Merci pour Denise et, nous aussi, nous apprécions la chute...

Mais n'oublions pas de parler de Michelle qui est aussi primée pour des fables (Quand les fables se rebiffent) et dont le poème : Cent (sans) Papiers figure dans les coups de coeur du président et dans le recueil poétique : A cloche coeur.

N'oublions pas qu'elle était dans Entre Deux Eaux entre Denise et le troubadour pour un fameux duo du banc et que la revoilà en Chère Mathilde accompagnant avec le troubadour, les quatorze nouveaux auteurs d'Un papillon sur l'aile du vent !

Michelle Grenier dont on va parler plus longuement dans le prochain article des auteurs pour 2014 aux côtés du troubadour de Pp.

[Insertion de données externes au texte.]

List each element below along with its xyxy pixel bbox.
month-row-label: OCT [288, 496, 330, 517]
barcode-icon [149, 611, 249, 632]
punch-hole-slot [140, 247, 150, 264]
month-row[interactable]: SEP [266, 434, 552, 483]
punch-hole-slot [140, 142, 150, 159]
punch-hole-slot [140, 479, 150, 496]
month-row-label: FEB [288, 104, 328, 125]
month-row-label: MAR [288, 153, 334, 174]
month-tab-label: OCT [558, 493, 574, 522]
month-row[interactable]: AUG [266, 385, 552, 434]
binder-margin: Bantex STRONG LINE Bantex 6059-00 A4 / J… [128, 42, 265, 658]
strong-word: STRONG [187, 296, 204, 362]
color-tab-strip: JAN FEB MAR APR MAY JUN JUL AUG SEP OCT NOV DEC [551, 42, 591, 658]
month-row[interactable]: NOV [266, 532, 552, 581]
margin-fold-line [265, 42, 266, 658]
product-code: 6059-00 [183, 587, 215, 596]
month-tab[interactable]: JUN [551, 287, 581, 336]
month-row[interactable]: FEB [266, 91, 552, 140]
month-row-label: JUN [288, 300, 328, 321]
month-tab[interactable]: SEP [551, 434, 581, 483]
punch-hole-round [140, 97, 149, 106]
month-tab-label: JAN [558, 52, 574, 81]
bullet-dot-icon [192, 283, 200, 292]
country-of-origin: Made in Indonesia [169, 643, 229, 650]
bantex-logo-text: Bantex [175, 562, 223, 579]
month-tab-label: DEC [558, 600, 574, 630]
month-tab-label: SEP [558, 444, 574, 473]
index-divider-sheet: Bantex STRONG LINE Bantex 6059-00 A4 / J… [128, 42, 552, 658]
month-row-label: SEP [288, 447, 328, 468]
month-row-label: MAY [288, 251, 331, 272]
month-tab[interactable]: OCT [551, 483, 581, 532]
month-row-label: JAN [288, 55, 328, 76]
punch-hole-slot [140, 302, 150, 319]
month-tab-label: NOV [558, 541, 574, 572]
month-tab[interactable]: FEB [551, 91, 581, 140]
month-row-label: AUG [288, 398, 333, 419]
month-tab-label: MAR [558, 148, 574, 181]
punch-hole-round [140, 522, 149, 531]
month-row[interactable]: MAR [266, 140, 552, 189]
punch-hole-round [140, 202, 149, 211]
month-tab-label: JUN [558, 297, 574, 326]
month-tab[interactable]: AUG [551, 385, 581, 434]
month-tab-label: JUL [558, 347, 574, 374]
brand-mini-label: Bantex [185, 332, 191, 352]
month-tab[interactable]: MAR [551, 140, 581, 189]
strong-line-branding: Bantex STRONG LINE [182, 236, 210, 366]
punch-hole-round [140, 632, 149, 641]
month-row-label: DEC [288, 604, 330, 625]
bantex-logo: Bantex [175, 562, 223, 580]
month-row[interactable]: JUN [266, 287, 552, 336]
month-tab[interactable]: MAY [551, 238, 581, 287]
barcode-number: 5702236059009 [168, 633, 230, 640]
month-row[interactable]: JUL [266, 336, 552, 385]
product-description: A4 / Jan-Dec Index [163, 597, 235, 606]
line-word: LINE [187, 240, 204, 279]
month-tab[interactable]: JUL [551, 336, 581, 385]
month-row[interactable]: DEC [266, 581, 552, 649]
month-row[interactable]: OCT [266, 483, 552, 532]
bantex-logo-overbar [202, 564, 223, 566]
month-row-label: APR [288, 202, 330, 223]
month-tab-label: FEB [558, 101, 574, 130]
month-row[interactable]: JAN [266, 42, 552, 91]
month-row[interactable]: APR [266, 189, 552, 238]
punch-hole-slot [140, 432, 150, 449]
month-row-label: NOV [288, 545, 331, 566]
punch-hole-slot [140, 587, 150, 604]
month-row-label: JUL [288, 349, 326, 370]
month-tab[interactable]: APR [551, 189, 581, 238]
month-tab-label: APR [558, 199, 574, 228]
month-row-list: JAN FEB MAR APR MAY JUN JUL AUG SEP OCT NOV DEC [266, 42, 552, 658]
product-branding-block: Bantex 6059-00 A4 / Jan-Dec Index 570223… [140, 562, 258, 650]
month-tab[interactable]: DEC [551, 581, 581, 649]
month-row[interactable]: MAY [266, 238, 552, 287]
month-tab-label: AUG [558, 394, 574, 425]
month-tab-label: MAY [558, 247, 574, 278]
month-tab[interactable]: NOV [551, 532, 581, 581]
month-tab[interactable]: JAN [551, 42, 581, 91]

3e prix de la nouvelle au prix du Nyonsais et 2e prix de poésie au même concours, elle était à nouveau à l'honneur avec Rosette et Frank Zorra à la remise des prix des Apollons d'or pour son recueil "Quand les fables se rebiffent".

Pp est fière de la compter cette année dans le nombre des adhérents et espère bien trouver une troisième nouvelle fracassante pour notre concours national au pied du sapin de Noël.

Merci Michelle, nous attendons des nouvelles de Ta Provence !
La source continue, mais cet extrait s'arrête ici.